Ayer los carteles decían, simplemente, “I am a man”.
Cuando uno tiene algo para decir, lo escribe en un cartel. Y lo lleva bien alto, para que todo el mundo lo lea. Tiene que ser un mensaje claro, para que todo el mundo lo entienda.
En 1968, en Memphis, Tennessee, hubo una gran huelga y manifestación por los derechos civiles. Toda la gente llevaba un cartel que decía, simplemente, “I am a man”.
Me pongo a pensar y no encuentro ninguna reivindicación más básica que esta. Ninguna. Cuando un escribe en un cartel para recordarle al mundo que es una persona es porque, simplemente, todo queda por decir.
Tantas nuevas manos han repintado esos mismos carteles durante cuarenta años. Tantas nuevas manos escribieron y sobrescribieron mensajes contra la guerra, contra la tortura, contra el capitalismo salvaje.

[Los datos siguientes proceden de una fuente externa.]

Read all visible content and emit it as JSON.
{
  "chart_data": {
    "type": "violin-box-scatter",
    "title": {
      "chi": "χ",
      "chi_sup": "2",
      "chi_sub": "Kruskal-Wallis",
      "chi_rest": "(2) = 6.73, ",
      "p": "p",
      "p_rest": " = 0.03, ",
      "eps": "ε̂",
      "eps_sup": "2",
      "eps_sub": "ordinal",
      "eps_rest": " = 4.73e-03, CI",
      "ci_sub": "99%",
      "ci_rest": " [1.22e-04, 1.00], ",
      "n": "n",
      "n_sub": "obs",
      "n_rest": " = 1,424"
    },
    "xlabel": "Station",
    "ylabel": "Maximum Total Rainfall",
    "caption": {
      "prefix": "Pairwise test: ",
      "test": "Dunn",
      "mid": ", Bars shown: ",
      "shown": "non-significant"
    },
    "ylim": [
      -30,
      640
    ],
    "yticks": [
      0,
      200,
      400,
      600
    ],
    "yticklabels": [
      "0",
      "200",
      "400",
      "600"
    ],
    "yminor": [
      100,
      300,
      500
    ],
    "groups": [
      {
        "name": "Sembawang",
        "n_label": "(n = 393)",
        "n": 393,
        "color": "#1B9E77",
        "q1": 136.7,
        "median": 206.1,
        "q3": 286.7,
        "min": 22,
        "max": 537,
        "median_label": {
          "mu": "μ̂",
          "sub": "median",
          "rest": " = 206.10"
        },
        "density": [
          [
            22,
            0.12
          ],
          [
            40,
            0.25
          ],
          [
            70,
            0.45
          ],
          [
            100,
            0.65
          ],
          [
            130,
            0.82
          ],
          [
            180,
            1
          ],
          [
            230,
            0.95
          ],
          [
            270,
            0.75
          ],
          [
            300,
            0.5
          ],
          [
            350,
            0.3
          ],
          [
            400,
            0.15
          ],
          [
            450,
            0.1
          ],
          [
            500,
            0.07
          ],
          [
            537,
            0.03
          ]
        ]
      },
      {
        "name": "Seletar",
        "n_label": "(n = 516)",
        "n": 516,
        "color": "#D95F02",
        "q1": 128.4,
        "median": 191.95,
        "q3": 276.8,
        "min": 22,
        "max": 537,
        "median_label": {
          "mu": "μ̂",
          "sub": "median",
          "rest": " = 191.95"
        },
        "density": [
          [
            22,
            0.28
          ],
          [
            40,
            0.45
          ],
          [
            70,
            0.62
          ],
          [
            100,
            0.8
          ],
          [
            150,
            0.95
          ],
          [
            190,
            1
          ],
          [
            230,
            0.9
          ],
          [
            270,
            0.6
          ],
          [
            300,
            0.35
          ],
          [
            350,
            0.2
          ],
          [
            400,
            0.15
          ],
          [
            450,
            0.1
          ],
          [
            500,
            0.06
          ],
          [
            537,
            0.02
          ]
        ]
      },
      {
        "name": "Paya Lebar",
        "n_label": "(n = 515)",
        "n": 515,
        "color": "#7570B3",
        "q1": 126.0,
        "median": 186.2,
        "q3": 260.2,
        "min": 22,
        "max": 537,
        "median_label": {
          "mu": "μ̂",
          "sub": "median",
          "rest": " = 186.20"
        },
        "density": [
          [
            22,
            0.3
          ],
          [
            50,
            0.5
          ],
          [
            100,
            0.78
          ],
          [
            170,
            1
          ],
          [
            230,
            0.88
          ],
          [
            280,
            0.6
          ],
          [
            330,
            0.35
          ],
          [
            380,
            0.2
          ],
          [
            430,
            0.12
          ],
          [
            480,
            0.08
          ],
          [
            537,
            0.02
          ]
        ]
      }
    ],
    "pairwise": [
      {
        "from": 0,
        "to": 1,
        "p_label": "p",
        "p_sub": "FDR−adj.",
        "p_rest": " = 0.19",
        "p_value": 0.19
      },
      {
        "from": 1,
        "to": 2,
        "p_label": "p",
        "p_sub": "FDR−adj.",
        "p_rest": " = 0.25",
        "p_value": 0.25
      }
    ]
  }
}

Capa sobre capa de pintura, un grito sobre otro grito, pintados y repintados sobre los carteles de quienes comenzaron diciendo al mundo que eran, simplemente, hombres.
Cuando uno tiene algo para decir, lo escribe en un cartel. Y lo lleva bien alto, para que todo el mundo lo lea. Tiene que ser un mensaje claro, para que todo el mundo lo entienda.
Hoy los carteles dicen, simplemente, “Obama Presidente”.